Here we see that this Ruby test file had a series of edits and GitButler kept each small file change as an array of deletions and insertions from byte offsets on a known state of the file.
So, let's recover every step of editing this file. Here is a simple Ruby script for recovering every single file save over the course of this single session:
This reads the base file from /tmp/base, the CRDT json data from /tmp/crdt and then writes out every file save that was recorded as a seperate file under /tmp/recovered/[ts]
Let's try it out:
# extract the crdt data from session/deltas/[path]
โฏ git cat-file -p HEAD:session/deltas/butler/test/api/summarize_test.rb > /tmp/crdt
# extract the base content from the session's parent's wd (notice the ~)
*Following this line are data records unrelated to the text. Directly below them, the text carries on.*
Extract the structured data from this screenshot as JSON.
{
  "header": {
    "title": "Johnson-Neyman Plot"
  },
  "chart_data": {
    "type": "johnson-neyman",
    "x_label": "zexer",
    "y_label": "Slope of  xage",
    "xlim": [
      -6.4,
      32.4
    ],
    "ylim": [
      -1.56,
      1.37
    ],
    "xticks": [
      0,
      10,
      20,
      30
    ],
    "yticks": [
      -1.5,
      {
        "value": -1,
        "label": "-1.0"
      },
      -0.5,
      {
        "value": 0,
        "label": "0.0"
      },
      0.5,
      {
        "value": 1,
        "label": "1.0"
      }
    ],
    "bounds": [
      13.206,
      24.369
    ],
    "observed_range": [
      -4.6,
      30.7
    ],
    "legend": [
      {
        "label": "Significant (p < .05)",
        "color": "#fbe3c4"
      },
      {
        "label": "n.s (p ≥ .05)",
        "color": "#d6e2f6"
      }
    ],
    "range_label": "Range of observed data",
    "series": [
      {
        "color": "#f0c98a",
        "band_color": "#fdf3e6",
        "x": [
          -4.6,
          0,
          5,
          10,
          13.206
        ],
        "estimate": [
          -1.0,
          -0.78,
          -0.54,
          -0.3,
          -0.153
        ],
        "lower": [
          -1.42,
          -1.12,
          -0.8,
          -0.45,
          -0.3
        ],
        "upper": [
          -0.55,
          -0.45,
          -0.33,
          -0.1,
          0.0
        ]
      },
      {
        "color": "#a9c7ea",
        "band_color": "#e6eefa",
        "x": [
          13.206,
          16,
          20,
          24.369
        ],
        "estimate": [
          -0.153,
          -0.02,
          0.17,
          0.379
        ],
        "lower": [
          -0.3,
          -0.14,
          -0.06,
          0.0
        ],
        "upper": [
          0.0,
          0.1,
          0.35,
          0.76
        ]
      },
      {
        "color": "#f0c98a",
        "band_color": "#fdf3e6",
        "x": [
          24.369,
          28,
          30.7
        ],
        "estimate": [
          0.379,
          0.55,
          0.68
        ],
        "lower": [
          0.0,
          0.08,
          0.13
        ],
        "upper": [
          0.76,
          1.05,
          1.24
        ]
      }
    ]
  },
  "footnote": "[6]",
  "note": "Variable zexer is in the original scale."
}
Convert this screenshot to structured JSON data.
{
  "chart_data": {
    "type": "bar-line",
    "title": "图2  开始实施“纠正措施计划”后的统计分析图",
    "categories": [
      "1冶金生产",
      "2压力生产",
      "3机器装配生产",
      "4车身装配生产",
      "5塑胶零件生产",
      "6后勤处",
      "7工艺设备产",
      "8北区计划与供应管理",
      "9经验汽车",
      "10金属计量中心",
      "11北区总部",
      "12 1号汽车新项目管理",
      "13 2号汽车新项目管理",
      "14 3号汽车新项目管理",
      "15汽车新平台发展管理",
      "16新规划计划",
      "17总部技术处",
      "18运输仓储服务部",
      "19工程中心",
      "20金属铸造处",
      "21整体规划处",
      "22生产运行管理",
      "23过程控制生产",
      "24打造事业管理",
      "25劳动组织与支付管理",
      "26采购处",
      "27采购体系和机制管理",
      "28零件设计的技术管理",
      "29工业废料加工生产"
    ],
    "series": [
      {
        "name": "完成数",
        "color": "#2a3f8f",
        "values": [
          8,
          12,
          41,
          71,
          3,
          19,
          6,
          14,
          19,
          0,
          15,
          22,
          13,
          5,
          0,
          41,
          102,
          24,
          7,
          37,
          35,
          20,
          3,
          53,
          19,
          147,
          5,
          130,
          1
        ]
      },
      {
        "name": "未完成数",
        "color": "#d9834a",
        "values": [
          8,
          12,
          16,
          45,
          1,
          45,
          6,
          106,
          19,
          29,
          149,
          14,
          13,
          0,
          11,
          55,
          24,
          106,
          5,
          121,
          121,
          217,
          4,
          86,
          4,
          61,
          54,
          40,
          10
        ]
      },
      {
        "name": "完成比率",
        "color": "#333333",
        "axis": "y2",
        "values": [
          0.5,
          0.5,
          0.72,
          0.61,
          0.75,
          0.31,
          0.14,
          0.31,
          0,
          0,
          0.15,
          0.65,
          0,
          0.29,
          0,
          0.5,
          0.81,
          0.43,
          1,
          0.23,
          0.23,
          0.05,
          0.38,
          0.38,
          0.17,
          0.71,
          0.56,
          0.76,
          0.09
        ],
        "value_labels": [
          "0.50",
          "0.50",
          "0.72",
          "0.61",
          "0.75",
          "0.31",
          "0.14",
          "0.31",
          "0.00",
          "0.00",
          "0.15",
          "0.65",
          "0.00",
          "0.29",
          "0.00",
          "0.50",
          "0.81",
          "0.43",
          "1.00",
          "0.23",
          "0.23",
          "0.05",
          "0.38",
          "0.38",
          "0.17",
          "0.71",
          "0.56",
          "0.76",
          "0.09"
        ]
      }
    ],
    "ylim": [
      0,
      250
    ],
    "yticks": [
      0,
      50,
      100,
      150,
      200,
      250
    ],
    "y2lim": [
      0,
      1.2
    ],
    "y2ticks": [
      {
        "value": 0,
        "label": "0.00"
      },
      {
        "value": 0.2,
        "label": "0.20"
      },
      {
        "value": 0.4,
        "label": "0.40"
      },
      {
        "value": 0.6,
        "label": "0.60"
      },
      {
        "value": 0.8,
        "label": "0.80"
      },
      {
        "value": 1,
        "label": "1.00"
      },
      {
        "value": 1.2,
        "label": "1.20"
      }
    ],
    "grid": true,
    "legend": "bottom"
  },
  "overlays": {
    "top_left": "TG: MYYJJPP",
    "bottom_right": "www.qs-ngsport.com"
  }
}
โฏ git cat-file -p HEAD~:wd/butler/test/api/summarize_test.rb > /tmp/base
# run our recovery script
โฏ ruby recover.rb
/tmp/recovered/1706785016658
/tmp/recovered/1706785046167
/tmp/recovered/1706785185102
/tmp/recovered/1706785317555
/tmp/recovered/1706785325283
/tmp/recovered/1706785337638
/tmp/recovered/1706785368227
/tmp/recovered/1706785372113
/tmp/recovered/1706785373236
Now we have a series of versions of this file that is every time we saw the file change on disk, saved by the timestamp we observed it. We can see that each is a little different from the base and each other:
โฏ diff /tmp/base /tmp/recovered/1706785016658
8a9,10
> # enable caching
> Rails.cache.clear
โฏ diff /tmp/base /tmp/recovered/1706785046167
8a9,10
> # enable caching
> Rails.cache.clear
15,17c17,23
< post_auth_user(@user, '/api/summarize_branch_name/branch')
< assert last_response.ok?
< ap res = JSON.parse(last_response.body)
---
>
> # stub Summarizer.branch_name_from_diff
> Summarizer.stub(:branch_name_from_diff, 'branch_name') do
> post_auth_user(@user, '/api/summarize_branch_name/branch')
> assert last_response.ok?
> ap res = JSON.parse(last_response.body)
> end
Again, eventually we'll add a nice UI into GitButler to do this type of recovery, but for now if you're in a bind, this should give you the tools to be able to recover almost any version of any file from the moment you import your project into GitButler.